I'm looking to take driving lessons this year, buy a car, insure and tax it etc.. I'd just like to know that I should be able to afford the running costs of owning a car.

Also, I'd like to know how to best manage my savings (~40k) I don't know whether to invest it, leave it in a deposit account, buy prize bonds with it etc.. I do not need immediate access to it.

I'm hoping not to have to touch my savings for the next 5 years or so unless I decide to purchase a house - realistically speaking though, would it be possible for me to get a mortgage with just having E400 per week income, even though I'll have at least 40k in savings?


Income/Outgoings: (Per Week)

Income = E300

Rent = E0
Food/Drink = E80
Phone/Broadband = E25
TV = E10
Pet = E10
Entertainment/Miscellaneous = E40

At the moment I'm trying to save E100-150 per week. Currently this is just going into my current account, are there any good savings accounts out there atm where I should be lodging this?

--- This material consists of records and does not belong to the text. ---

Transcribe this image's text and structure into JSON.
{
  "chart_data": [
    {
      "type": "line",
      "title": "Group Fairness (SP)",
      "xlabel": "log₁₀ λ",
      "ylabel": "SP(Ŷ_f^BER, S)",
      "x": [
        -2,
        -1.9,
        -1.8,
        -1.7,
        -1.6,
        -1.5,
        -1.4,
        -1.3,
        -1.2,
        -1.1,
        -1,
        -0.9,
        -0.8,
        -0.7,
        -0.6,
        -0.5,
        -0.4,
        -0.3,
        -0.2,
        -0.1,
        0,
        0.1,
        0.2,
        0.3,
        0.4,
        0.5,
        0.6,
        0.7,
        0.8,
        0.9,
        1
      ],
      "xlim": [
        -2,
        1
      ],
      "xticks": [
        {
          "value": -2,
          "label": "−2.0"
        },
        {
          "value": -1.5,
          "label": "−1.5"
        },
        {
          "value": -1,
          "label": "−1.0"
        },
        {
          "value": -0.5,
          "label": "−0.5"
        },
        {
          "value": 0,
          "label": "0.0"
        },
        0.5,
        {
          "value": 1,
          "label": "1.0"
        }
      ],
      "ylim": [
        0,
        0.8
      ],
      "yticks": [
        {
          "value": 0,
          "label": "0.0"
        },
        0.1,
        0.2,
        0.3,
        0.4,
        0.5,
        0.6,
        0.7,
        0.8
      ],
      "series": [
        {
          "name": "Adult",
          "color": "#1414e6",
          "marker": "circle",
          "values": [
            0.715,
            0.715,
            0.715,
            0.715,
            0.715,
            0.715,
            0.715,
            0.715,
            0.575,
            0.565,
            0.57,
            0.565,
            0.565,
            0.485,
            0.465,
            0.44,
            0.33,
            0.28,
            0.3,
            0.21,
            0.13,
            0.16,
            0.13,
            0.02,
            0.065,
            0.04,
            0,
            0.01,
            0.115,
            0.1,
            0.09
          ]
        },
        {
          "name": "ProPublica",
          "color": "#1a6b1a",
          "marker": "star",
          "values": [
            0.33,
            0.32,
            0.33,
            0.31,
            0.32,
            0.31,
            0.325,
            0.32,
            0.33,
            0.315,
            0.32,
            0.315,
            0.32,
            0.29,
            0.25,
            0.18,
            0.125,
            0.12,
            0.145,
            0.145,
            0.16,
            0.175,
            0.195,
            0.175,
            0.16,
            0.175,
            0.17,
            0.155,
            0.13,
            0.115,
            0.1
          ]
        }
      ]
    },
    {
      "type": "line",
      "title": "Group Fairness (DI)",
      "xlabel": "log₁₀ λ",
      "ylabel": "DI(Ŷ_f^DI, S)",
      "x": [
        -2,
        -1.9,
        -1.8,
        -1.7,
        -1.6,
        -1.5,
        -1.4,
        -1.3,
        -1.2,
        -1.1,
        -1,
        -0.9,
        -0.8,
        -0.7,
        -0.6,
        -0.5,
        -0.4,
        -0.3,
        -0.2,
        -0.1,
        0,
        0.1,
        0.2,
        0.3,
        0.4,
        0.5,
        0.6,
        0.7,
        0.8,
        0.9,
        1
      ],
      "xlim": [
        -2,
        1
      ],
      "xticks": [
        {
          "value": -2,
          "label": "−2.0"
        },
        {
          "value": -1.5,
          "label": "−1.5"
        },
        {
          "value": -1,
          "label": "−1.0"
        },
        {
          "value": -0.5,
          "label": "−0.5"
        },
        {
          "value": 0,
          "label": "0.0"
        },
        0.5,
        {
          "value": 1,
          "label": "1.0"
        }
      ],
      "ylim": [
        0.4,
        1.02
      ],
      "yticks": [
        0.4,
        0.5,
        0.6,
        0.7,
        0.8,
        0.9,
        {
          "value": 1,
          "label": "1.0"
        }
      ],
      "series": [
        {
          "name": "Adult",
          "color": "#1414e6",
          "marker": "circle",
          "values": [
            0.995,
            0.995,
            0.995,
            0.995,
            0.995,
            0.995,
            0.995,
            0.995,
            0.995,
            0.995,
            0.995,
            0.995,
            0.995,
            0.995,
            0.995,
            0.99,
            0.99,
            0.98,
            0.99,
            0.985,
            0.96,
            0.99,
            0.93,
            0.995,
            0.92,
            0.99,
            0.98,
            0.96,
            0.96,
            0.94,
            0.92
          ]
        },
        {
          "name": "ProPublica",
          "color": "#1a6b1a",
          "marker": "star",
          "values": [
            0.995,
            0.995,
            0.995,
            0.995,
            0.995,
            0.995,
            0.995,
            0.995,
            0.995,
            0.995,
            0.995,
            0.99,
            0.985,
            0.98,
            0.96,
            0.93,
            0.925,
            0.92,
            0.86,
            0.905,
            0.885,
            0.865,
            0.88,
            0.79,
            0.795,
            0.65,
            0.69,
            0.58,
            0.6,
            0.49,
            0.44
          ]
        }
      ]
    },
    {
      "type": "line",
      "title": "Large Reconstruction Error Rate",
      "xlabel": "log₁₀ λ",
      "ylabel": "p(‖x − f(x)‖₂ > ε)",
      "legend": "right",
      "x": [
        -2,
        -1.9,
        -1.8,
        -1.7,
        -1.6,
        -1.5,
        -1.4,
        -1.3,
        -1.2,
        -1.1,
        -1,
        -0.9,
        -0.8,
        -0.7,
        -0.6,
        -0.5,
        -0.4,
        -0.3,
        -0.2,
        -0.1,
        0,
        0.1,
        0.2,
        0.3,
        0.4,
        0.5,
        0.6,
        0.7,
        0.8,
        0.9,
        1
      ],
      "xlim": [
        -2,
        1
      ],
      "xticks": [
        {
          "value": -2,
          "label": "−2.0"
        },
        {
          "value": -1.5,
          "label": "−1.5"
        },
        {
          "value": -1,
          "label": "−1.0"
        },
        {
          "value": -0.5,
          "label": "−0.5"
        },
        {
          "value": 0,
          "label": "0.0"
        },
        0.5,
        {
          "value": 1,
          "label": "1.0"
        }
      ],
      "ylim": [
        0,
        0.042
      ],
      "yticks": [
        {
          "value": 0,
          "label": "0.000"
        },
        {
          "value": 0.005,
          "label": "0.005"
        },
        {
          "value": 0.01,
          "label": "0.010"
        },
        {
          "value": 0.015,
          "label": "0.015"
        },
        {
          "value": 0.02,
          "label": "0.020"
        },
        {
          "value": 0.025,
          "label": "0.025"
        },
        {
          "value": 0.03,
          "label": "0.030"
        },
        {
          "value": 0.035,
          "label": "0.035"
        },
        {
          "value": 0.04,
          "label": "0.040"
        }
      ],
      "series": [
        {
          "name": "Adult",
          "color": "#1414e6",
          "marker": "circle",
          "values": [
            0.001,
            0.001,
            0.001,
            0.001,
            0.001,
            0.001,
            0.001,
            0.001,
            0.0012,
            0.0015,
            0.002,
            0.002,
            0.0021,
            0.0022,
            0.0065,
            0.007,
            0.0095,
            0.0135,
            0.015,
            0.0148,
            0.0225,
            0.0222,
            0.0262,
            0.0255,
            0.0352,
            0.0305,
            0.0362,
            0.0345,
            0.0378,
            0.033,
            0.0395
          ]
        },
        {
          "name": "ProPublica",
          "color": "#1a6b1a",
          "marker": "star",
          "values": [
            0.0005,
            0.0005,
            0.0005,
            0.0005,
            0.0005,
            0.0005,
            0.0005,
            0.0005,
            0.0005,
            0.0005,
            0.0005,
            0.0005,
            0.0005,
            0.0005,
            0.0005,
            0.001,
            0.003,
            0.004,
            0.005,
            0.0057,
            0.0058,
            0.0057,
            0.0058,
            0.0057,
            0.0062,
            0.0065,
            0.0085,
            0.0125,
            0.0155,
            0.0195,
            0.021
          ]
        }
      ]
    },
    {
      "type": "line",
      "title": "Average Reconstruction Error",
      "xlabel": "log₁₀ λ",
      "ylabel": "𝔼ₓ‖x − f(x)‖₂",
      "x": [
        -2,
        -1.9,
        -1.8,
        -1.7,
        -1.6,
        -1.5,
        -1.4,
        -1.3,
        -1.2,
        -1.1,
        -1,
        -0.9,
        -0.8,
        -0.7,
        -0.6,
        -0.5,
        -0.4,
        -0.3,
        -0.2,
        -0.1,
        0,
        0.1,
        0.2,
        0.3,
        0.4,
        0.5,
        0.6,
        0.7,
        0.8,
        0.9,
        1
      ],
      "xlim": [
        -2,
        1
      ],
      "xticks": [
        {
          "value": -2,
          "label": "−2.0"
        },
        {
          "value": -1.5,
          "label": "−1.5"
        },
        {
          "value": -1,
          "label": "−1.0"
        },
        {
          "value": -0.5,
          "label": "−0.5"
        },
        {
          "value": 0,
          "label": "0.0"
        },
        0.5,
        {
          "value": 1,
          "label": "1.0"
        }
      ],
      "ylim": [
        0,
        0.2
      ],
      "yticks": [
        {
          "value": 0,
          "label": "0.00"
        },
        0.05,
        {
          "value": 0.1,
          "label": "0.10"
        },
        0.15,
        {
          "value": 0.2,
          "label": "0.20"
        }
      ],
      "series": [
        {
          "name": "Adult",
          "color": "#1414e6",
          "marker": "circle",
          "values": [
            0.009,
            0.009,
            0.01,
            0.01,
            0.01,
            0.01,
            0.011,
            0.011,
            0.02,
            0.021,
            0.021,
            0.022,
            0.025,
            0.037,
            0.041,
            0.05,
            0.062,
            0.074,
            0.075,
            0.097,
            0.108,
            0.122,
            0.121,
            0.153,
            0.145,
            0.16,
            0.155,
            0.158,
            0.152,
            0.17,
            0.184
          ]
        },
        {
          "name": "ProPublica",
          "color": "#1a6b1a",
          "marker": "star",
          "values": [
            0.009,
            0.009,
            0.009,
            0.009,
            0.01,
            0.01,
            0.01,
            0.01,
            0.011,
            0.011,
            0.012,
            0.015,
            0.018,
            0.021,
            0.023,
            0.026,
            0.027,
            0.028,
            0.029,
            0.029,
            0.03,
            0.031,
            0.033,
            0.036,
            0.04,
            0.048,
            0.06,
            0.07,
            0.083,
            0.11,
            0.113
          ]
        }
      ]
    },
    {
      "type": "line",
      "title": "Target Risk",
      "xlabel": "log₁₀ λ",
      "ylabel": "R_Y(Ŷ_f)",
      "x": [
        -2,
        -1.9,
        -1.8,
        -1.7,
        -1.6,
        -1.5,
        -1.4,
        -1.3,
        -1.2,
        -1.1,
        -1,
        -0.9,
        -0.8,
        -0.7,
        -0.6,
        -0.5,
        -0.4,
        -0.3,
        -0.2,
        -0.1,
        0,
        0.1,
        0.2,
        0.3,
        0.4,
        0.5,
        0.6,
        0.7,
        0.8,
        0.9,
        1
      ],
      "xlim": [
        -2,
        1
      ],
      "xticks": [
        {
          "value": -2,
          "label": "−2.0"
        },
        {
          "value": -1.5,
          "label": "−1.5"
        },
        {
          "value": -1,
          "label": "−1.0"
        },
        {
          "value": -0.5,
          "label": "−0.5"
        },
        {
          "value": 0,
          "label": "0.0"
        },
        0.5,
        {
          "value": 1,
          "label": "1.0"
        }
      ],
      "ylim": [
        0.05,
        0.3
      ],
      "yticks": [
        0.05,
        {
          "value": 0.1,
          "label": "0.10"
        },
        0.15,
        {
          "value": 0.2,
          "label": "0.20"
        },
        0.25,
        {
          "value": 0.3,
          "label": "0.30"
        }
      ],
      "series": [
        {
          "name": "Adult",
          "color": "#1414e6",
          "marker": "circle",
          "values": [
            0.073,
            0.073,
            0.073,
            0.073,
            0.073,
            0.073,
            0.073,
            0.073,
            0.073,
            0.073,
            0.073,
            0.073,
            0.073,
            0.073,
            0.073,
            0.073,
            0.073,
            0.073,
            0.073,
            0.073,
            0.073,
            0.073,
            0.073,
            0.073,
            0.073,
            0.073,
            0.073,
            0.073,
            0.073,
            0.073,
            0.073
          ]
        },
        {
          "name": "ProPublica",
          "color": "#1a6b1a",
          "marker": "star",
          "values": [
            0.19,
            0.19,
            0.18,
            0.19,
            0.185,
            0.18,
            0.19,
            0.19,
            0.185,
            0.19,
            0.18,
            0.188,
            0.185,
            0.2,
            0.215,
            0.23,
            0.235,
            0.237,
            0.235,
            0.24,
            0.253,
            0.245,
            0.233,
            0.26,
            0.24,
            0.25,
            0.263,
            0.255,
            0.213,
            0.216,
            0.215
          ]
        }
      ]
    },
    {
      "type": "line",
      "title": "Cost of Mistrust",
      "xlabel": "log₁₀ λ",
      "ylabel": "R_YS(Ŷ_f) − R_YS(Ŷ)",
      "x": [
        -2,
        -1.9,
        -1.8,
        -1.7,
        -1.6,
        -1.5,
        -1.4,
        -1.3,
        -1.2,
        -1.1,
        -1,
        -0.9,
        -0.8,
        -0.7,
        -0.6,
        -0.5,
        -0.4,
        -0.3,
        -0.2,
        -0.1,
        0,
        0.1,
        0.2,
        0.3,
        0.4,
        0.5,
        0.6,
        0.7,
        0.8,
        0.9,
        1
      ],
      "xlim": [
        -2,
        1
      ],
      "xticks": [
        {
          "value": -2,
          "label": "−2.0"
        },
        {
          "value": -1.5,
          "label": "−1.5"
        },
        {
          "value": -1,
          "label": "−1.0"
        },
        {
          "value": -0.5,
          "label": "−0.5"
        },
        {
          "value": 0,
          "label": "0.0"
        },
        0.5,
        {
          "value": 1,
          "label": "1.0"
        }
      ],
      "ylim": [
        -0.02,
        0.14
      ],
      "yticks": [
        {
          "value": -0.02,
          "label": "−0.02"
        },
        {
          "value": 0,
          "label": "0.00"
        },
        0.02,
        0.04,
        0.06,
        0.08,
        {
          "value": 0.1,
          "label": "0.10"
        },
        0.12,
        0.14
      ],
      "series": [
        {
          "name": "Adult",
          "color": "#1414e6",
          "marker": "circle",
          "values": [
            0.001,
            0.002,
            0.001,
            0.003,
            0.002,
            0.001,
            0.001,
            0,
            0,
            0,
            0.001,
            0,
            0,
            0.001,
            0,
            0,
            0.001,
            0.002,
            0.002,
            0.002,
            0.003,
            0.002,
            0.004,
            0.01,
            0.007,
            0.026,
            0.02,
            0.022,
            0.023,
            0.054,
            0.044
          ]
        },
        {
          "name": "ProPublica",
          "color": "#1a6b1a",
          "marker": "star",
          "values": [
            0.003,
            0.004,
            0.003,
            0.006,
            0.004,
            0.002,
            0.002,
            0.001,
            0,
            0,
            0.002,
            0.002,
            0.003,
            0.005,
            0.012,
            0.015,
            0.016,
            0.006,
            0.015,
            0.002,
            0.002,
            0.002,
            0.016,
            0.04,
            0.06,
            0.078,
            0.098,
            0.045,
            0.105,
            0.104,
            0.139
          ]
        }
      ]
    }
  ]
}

I don't drink or smoke, but does any of my outgoings look excessive? Anywhere I should be cutting back?

I know I'm not in dire straits or anything atm, however my income is below minimum wage and I want to make the most of it and continue to save.

All comments are greatly appreciated!

Thanks everyone!


----------



## ClubMan (2 Jan 2009)

What rate of interest are you paying on the _CC _balance? If not 0% then it makes no sense to carry a _CC _balance when you have €40K saved!


----------



## SteH (2 Jan 2009)

For someone earning 300 a week to be saving 100-150 I think that you are doing more than alright. €40k in savings is also a pretty staggering sum for a 25 year old student. You really should be clearing your credit card though before you put anything into savings. Even if it is 0% it is good practice not to have credit card bills outstanding and even better to clear your monthly balance.


----------